Honestly, if you believe Jeff #Sessions would be part of a nefarious secret plot with Russia to throw an election, you’ll believe anything
— Buck Sexton (@BuckSexton) June 13, 2017
That was Buck’s summary in the wake of Sessions’ fiery testimony before the Senate Intelligence Committee pertaining to his meeting with Russian officials, his decision to recuse himself, and the motivations behind former FBI Director James Comey’s firing.
“Putting aside his character and integrity, and that’s putting aside a lot…Jeff Sessions? This is the guy you think colluded with the Russian? A guy who’s put in 35 years in the service of his country?”

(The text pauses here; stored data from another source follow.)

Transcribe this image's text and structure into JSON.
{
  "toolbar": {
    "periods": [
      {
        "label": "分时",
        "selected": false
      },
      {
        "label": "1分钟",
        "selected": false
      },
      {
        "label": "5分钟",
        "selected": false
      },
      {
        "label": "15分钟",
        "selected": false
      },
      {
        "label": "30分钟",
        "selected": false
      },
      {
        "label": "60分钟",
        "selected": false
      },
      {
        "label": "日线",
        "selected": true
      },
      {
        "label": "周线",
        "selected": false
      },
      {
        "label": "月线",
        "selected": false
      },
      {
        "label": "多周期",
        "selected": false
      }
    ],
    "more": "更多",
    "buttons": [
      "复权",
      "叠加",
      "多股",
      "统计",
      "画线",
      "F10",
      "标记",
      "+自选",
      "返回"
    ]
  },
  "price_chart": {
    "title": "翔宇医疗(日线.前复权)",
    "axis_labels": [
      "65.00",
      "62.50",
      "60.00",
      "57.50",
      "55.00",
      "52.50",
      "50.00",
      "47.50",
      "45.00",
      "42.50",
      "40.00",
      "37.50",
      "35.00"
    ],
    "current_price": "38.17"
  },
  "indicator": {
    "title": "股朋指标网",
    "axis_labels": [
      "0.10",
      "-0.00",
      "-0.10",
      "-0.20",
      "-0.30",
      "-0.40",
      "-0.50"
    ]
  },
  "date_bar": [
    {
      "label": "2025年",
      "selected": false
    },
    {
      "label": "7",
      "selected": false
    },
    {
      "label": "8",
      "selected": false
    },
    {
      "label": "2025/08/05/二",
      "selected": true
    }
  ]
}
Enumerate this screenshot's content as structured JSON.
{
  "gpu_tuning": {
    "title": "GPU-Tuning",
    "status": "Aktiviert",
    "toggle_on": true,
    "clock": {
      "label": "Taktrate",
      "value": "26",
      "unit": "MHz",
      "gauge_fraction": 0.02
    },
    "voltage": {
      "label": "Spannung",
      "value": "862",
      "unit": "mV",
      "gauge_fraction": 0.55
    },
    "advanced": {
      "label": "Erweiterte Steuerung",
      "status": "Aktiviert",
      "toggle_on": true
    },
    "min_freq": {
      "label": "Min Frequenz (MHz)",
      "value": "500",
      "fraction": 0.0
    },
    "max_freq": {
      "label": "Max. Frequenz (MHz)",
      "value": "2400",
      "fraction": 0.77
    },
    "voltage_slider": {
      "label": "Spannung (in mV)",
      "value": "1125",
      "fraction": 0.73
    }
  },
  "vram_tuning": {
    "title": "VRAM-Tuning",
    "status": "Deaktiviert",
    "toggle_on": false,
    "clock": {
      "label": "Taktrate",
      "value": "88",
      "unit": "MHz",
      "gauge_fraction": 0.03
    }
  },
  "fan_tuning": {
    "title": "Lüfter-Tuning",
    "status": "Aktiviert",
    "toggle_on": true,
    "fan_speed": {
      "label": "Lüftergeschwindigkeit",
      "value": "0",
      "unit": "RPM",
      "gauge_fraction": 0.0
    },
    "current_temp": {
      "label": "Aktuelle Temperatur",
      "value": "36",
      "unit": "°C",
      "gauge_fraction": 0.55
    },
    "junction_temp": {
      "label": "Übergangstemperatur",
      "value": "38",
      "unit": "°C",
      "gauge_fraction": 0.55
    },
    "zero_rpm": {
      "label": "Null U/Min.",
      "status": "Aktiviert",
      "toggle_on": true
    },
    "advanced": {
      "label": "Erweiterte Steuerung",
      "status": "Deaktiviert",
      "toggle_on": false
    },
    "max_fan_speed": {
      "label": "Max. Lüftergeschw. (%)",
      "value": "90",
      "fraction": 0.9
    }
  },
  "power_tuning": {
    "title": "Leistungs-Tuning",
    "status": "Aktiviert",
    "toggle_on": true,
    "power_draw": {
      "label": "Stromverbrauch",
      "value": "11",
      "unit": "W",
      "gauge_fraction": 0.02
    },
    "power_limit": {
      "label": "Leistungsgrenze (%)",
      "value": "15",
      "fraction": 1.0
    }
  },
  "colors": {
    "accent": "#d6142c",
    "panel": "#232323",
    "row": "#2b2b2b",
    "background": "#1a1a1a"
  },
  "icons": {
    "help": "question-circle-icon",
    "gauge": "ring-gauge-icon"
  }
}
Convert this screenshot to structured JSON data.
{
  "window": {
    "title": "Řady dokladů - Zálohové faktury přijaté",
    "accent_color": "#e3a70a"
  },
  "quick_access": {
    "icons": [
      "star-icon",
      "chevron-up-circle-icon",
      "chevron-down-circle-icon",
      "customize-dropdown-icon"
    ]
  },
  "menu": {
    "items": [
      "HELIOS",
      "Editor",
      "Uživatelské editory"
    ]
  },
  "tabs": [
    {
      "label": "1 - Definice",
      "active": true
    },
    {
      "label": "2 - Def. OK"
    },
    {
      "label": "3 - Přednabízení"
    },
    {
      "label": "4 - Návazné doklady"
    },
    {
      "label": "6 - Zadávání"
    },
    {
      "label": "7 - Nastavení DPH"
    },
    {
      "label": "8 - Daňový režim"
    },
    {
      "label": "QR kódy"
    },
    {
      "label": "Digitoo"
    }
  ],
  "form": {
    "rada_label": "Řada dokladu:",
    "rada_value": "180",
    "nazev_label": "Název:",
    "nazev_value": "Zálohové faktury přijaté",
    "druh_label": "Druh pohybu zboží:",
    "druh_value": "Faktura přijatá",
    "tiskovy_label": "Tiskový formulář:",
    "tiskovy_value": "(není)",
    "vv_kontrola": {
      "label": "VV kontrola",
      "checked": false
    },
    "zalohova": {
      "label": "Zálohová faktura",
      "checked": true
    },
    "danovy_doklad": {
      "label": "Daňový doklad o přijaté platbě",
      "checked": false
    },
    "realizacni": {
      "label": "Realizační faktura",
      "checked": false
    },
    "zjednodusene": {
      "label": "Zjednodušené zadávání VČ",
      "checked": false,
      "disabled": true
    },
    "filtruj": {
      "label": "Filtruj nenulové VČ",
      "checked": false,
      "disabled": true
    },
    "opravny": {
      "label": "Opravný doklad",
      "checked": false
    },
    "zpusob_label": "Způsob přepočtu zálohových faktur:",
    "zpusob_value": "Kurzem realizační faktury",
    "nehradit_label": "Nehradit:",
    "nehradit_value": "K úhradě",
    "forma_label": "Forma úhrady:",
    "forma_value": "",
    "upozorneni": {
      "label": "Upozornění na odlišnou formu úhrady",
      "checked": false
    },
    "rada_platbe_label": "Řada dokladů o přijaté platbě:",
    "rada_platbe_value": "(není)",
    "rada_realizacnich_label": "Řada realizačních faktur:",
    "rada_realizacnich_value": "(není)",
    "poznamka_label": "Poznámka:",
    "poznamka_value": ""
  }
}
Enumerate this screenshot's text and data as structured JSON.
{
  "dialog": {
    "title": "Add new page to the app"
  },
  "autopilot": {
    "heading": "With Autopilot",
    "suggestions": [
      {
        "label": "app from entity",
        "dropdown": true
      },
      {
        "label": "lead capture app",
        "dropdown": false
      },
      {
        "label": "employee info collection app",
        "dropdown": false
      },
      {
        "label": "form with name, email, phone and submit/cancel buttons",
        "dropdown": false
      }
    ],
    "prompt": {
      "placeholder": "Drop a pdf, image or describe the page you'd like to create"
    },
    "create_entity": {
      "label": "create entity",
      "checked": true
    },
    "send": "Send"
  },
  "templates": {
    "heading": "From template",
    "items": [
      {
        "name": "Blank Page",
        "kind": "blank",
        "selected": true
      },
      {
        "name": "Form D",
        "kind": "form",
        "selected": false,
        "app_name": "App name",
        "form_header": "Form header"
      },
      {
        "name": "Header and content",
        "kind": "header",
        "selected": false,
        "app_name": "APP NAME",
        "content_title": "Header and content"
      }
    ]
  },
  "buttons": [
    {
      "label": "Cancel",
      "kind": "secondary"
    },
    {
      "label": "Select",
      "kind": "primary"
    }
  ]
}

Buck played a clip from Sessions’s opening statement in which Sessions called the accusations “an appalling and detestable lie.”
“It is astonishing to see how much hypocrisy, how much politicization, and the sheer lack of underlying integrity for the questioning he went through,” said Buck, adding, “There was just nothing today that was all that exciting.”
Buck then went into the differences in Democrat versus Republican lines of inquiry.
“Democrats wanted to use the term obstruction as often as they could, so they pushed that with the questioning,” he said.
As far the issue of Sessions leaving James Comey alone with the President, Buck played a clip of Sessions’s response:
“There’s nothing wrong with the President having a communication with the FBI Director,” Sessions said. “There is a problem with the President having conversations about ongoing investigations.”
“Comey after the fact was making a bigger deal out of that conversation than he did at the time,” said Buck.
Buck also addressed the hullabaloo made over Sesssions’ decision to cite executive privilege in regard to private communications he’s had with the President.
“If the President can’t expect privilege with the Attorney General, who can he expect it with?” Buck asked.
“Part of the problem here is that as we get more facts, there’s an increasing desperation with the media, they’ve gone so far with flimsy facts that they’re desperate to make it true,” he concluded. “Democrats were trying to force Sessions make a material false statement under oath. They pretend that’s not the case, they want the truth. But it was.”
“You show me the individual, I’ll show you the crime — that’s how the Democrats play the game.”
As for the Comey firing, Buck called this “an interesting moment in the exchange,” playing a clip of a back-and-forth between Sessions and Senator Dianne Feinstein.
“I cannot discuss with you or confirm or deny conversations I’ve had with the president,” Sessions insisted.
“That bothers them,” said Buck. “That greatly vexed them. But look, this is private counsel with the President. If the President of the United States can’t have a private conversation with the Attorney General, when can he expect privacy?”